Friday, January 25, 2008

The creativity of the free mind - Levant on a blogger legal defence fund

Ezra Levant floats what I think is a brilliant idea: a legal defense fund to protect bloggers if they face defamation law suits or the Canadian "human rights" tribunals. As he notes, any such system of mutual aid would require bloggers to live up to some code of conduct or system of mutual observation, in order to protect against the bankruptcy of a mutual insurance system by what is known in the insurance industry as "moral hazard".

But Levant reminds me that much of the strength of classically liberal North American culture was built up in the nineteenth and early twentieth century by people organizing themselves in a myriad of fraternal/sororal and mutual insurance organizations, the architectural remnants of which (buildings now often converted to immigrant churches, here in Vancouver) you can spot in most North American cities. Buried in academic libraries you can find historical reference works listing the many thousands of these institutions. The value of such institutions, which were in large part destroyed by the Depression, World War II, large corporations, and the rise of the welfare and mommy state, is that when people self-organize to meet all variety of mutual insurance needs they also create all variety of social networks that can serve many needs. When scholars abstractly talk about the loss of "social capital" in the postmodern age, it is the loss of mutual insurance covenants, of people working to guarantee each other's freedom, that they are really talking about.

I encourage all bloggers to consider and pursue Levant's idea.

4 comments:

Dag said...

Something possessed me to post about the Gideon Bible Society a few months back. I don't know why it would have appealed to me, but there it is. I wrote about a buddy and me struggling to get by one evening and finally making some money to buy food, at which point we saw a man kill himself in front of us as we ate. The point of my reminiscence was that those who are alone need others anyway, especially if they're alone, and that a Gideons Bible is perhaps one thing that will connect a lost man to the rest of us in a dire time. Someone is determined to rid hotel rooms of such Bibles. But it's more than that: Gideon Societies are whole identities, legal things with people at the heart of them, masses of like-minded individuals working for a common good. Gideon bible Societies are also, perhaps essentially, insurance groups. It's not a simple thing. It's not a Richard Dawkins reduction to absurdity that many simple-minded hippies would have us believe is "all religion."

Mithraism was a burial society for Roman soldiers. If one can trust ones comrade even after death one is in good hands in life. Romans were better organized that we today. They had a fine grasp of reality and the idea that life is something that one lives till it's over, lived with others in a state of co-operation and competition.

We have iPods. I like the whole idea of "mutual insurance." The sense of it is likely lost on a flat screen tv world. One sees the result of that kind of solitariness: flat people, as it were.

By chance, I was walking down the street recently and found a Gideon Bible on the sidewalk. I kept it. I might be one of the last to have one:
http://nodhimmitude.blogspot.com/search?q=gideons+bible

Rob Misek said...

Supporting the freedom of speech in the blogger community is essential to the future of democracy.

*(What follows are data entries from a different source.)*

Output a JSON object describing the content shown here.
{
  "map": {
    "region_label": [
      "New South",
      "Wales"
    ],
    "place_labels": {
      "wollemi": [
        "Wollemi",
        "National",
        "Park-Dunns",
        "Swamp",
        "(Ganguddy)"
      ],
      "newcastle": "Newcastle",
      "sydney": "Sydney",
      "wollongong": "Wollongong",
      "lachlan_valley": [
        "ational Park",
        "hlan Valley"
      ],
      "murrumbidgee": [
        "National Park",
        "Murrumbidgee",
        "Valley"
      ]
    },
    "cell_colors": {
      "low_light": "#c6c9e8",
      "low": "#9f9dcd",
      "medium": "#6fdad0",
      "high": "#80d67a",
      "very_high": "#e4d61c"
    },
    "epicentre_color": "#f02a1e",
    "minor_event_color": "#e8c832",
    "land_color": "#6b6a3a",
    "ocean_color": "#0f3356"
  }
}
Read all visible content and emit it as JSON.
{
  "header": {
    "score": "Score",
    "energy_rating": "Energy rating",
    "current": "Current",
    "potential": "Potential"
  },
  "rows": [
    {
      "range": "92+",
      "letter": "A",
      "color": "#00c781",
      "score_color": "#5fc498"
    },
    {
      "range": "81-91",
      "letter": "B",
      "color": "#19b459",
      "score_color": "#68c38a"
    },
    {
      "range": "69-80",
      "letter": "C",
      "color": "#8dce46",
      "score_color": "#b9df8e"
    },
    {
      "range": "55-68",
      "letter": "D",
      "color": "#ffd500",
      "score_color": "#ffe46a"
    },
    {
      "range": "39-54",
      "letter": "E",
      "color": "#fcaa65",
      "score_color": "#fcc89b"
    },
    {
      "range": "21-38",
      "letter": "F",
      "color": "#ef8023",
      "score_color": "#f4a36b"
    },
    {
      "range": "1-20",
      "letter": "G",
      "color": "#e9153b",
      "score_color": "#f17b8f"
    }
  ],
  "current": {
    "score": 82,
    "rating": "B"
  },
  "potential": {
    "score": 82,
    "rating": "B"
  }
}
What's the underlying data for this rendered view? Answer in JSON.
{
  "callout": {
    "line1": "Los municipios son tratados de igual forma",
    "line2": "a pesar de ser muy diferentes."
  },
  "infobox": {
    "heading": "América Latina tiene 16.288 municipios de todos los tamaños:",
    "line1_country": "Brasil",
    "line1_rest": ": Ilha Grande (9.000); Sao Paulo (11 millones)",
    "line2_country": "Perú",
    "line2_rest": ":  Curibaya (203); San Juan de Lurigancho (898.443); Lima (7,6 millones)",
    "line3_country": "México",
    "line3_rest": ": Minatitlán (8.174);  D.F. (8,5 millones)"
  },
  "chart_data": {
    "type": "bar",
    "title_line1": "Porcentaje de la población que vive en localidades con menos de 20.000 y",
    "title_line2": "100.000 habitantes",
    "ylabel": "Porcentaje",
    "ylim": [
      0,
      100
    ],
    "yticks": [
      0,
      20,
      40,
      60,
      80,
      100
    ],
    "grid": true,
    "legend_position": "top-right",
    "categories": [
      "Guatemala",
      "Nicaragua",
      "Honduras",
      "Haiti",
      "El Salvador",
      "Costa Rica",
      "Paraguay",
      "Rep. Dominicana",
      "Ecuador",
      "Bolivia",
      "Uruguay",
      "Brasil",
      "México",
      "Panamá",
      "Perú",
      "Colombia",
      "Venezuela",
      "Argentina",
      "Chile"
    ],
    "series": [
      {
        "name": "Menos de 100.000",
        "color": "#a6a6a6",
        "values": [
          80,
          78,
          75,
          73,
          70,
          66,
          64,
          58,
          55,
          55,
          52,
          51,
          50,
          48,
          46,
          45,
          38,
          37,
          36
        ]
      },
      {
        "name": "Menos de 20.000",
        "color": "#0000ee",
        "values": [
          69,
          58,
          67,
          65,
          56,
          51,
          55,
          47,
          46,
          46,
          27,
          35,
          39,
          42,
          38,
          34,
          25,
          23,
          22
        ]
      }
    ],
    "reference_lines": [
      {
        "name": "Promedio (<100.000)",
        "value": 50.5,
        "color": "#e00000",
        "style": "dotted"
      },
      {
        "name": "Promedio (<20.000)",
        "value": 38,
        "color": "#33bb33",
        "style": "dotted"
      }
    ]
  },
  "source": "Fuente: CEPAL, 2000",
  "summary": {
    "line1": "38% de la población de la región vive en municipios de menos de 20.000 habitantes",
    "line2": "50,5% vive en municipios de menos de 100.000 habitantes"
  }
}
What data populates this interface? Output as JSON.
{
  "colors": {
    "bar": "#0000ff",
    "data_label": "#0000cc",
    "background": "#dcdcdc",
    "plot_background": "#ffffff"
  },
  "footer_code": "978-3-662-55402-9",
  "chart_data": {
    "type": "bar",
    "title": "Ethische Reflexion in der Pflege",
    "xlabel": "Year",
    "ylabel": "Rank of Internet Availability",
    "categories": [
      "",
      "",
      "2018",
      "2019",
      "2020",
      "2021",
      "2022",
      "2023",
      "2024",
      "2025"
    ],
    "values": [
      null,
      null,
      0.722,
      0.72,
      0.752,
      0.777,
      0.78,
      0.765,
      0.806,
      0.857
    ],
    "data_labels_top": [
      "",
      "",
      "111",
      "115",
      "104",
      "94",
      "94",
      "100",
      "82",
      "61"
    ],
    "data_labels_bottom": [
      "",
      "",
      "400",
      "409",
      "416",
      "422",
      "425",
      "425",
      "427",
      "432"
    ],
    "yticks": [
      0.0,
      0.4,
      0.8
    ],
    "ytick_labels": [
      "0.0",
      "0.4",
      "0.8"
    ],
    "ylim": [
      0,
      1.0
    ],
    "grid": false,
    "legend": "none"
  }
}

I have personal experience with the bias and corruption in the liberal controlled media.

Ezra should convince the National Post to modernize it's online section, focussing on bloggers to compete with the liberal biased Globe and Mail that touts itself as the "national" newspaper.

With an efficient design and enough moderating resources to be legal, the Post could refresh itself as the first newspaper of Technological Democracy.

Then after a fresh blogger oriented marketing campaign, Ezra would be in a position to take some of the proceeds from online subscription sales to create a defense fund.

Many people would pay $20.00 month to participate in a popular, public, unbiased international blog.

truepeers said...

Rob,

I think you're right and interactivity is the wave of the future.

If we put up some advertising on this blog and started selling shares in this blog - at first for mere pennies - so that you could make a cheap investment in the future of this blog and thus have an interest in bringing more readers here and building up the comments section with healthy debate - would that be of interest to you? I'm trying to imagine a future where thousands of blogs can be capitalized as part of the high tech democracy you speak of. Or, when you speak of the National Post, is it that you still want much more of a shared national centre of attention, a single place attracting many thousands of readers, as a central clearing house?

Rob Misek said...

Blog sites like Covenant Zone are the trail blazers for Technological Democracy.

They will also always be required watchdogs for corruption in centralized interactive sources.

A few reasons to centralize:

Centralized, our voices and rights would be as one, stronger and more difficult to silence.

It would be easier to gather democratic and demographic data and share it even with our municiple politicians.

It would act like a co-op, with our money utilizing the legal resources of the news media to establish the defense of speech fund.

Centralizing would directly challenge the established liberal controlled media with immediate credibility.

The Post could advertise and stick to the principle of truth in journalism and let the people comment, as it should be.

Centralized, people would know that all opinions are needed. Without ties to political partisanship they could capture the imagination with marketing slogans like "Justice is blind".

The centralized co-op would rightfully claim the title as the "nations news media".